American Association of State Highway and Transportation Officials (AASHTO) Executive Director John Horsley issued a statement, saying, "Members of the U.S. Senate are to be commended today, for their strong, bipartisan, passage of S. 1813—a multiyear, $109 billion surface transportation reauthorization bill that sustains highway and transit funding at current levels. This important accomplishment could not have been achieved without the leadership of Sens. Barbara Boxer (D-Calif.) and James Inhofe (R-Okla.), the Senate Environment and Public Works Committee chairman and ranking member, respectively; and Sens.
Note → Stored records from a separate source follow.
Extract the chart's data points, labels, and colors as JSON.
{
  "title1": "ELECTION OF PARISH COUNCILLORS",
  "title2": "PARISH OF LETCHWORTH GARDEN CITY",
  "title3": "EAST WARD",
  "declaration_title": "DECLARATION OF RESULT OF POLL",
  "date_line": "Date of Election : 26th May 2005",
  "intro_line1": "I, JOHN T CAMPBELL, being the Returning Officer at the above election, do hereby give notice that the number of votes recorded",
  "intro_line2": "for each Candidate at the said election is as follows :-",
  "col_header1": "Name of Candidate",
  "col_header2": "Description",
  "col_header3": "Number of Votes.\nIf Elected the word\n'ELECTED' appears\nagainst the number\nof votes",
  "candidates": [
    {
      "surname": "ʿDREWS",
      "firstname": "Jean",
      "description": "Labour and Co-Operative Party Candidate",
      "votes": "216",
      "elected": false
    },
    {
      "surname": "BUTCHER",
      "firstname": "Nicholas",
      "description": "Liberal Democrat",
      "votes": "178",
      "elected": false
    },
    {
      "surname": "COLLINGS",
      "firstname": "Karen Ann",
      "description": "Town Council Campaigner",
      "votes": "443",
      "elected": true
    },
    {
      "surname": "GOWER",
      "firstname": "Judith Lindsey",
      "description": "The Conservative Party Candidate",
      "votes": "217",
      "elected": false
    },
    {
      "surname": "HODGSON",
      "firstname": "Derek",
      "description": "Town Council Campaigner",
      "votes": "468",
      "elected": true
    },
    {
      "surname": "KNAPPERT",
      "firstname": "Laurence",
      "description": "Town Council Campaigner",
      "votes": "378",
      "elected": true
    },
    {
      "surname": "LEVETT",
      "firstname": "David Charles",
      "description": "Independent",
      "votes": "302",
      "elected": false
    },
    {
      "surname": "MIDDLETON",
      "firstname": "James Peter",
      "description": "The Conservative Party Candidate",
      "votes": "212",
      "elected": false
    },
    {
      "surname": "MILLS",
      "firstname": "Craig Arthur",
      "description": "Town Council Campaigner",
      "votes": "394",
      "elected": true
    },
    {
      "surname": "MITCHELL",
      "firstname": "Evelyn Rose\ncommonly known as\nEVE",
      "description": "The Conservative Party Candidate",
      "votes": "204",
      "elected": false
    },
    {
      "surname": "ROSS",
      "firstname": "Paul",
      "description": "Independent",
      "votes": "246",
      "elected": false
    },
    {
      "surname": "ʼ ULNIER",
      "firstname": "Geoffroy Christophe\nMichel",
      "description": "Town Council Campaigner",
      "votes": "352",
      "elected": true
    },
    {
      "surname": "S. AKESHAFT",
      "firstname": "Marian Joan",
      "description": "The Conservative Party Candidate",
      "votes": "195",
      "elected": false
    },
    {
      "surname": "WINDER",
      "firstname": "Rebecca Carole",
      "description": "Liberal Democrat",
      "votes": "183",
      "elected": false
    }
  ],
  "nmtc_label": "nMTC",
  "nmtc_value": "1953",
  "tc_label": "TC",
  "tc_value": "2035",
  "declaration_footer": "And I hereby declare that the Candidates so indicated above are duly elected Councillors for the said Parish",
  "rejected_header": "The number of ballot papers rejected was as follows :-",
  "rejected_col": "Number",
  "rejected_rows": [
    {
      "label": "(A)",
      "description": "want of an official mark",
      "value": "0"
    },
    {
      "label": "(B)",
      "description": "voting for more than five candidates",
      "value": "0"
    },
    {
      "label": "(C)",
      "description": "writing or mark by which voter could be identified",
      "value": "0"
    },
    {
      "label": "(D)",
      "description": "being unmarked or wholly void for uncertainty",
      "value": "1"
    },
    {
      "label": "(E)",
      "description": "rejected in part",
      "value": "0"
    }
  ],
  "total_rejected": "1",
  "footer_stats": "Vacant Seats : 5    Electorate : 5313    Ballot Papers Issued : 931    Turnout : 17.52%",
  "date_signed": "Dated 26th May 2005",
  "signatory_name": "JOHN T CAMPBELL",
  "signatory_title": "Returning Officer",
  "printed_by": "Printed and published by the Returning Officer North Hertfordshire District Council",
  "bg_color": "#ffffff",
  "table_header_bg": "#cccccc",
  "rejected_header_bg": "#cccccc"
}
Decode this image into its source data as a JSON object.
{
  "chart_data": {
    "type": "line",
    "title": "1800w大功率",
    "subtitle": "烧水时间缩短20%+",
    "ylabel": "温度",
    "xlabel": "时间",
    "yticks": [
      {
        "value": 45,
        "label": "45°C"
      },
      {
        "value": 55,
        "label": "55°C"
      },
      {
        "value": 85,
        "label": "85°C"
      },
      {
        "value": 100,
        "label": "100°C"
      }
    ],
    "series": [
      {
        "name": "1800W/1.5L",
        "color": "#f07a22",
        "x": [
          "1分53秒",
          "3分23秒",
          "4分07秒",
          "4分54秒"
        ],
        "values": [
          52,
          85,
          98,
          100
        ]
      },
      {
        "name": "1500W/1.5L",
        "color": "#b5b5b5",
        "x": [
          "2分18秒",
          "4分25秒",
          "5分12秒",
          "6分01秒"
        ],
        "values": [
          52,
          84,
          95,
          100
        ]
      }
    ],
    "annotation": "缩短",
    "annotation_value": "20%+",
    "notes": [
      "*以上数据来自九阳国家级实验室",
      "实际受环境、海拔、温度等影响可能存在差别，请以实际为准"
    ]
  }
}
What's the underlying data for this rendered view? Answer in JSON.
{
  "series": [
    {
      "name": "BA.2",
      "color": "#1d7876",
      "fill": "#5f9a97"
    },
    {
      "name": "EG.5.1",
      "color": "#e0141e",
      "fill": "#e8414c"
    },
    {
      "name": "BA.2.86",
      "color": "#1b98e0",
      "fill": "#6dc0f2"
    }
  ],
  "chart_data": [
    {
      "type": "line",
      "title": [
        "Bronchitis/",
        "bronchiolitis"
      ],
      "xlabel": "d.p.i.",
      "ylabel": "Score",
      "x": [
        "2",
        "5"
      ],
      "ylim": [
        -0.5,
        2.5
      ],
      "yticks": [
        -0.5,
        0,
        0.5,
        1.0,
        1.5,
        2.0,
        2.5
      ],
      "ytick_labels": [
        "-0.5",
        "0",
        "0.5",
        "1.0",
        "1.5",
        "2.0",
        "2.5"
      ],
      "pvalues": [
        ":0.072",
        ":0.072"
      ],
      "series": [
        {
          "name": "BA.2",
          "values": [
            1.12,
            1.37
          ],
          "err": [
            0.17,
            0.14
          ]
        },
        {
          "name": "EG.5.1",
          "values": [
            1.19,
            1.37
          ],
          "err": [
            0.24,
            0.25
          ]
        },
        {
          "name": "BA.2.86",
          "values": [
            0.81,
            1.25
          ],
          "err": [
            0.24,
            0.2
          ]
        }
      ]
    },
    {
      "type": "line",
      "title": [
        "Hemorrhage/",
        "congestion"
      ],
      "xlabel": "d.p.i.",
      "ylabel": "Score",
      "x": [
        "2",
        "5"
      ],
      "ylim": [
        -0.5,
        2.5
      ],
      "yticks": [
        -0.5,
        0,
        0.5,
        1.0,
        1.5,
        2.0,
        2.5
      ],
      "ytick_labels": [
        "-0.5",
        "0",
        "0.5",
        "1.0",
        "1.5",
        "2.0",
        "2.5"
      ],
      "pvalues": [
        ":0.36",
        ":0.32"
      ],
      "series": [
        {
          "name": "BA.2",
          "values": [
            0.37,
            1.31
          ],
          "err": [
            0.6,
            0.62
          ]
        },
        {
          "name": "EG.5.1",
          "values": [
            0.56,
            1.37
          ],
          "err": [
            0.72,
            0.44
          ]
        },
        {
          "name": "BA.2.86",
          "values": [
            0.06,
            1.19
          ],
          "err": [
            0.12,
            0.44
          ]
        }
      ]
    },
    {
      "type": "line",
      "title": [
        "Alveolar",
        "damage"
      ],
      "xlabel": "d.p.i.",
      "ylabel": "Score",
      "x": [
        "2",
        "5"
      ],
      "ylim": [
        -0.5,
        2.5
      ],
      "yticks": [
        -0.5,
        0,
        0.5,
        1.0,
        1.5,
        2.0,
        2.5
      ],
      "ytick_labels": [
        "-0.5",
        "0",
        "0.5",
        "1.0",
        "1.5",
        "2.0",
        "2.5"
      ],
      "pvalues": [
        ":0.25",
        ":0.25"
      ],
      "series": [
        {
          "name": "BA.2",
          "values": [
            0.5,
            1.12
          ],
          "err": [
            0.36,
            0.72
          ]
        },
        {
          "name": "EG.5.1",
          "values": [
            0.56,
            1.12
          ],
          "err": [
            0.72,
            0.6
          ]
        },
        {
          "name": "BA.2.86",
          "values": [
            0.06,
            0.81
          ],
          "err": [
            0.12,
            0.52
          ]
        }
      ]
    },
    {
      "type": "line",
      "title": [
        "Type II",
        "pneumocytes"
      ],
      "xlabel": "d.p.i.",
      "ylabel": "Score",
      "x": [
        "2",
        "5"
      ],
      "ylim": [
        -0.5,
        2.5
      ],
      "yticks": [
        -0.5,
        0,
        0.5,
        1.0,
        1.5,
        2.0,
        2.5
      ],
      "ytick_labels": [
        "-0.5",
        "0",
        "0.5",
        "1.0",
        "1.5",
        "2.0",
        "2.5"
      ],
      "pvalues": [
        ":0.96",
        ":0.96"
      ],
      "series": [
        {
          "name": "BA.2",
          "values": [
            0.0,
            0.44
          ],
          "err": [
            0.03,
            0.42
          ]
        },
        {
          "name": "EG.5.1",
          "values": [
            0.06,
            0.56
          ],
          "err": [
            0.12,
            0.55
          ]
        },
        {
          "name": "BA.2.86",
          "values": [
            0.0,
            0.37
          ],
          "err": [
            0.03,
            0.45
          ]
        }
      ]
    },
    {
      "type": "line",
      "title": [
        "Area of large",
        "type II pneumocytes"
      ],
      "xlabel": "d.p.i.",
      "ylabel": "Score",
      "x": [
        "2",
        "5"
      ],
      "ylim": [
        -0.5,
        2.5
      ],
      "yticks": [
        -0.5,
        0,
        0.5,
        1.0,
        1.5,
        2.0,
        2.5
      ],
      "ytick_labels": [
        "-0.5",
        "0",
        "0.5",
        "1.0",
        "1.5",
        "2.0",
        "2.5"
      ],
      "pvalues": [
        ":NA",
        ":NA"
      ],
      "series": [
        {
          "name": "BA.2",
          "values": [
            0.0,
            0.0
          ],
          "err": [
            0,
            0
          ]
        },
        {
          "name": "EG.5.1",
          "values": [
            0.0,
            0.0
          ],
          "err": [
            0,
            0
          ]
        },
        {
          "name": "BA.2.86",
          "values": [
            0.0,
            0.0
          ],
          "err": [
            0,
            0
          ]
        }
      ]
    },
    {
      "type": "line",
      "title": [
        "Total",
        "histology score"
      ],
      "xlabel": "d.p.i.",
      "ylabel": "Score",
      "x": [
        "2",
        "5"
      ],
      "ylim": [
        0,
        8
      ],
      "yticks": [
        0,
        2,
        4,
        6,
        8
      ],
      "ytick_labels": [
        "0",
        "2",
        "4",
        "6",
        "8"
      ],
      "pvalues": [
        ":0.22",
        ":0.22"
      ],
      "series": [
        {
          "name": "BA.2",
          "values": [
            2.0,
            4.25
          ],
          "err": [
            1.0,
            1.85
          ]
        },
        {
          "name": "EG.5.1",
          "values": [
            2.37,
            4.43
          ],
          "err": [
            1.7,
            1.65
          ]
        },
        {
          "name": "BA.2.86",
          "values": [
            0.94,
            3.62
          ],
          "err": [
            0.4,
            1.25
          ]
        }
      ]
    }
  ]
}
Max Baucus (D-Mont.) and Orrin Hatch (R-Utah), the Senate Finance Committee chairman and ranking member, respectively."
"Their bipartisan approach helped set a path forward for this bill that not only provides a greater degree of funding certainty for states, it also establishes reforms that will streamline project delivery, consolidate programs and improve performance reporting and accountability."
Horsley said another short-term extension of the previous transportation authorization would be necessary to "give Congress time to reach agreement on a final bill that everyone agrees is important to America."
American Road & Transportation Builders Association (ARTBA) President & CEO Pete Ruane issued this statement:
"Today's overwhelming 74-to-22 vote in favor of the highway and transit investment bill is proof that bipartisanship is still alive in the Senate and that Republicans and Democrats can find common ground on important policy issues that impact most Americans.
"We thank Senators Boxer (D-Calif.), Inhofe (R-Okla.), Baucus (D-Mont.) for their steadfast leadership in getting the job done, and all of the senators who supported the measure.
"The bill's provisions to maintain highway and transit investment levels, including adjustments for inflation, will help provide stability for the transportation construction market in the immediate future.
"The legislation also features a host of critical reforms ARTBA has advocated for years to speed delivery of transportation projects, build accountability in order to meet national goals, and provide greater flexibility to states in addressing their infrastructure needs.
"With the construction industry reeling from an unemployment rate that is more than double the national average, time is of the essence. It's imperative that the House complete action on its surface transportation bill when it reconvenes the week of March 19 so that a conference committee can reconcile the differences and get a final measure to President Obama as soon as possible."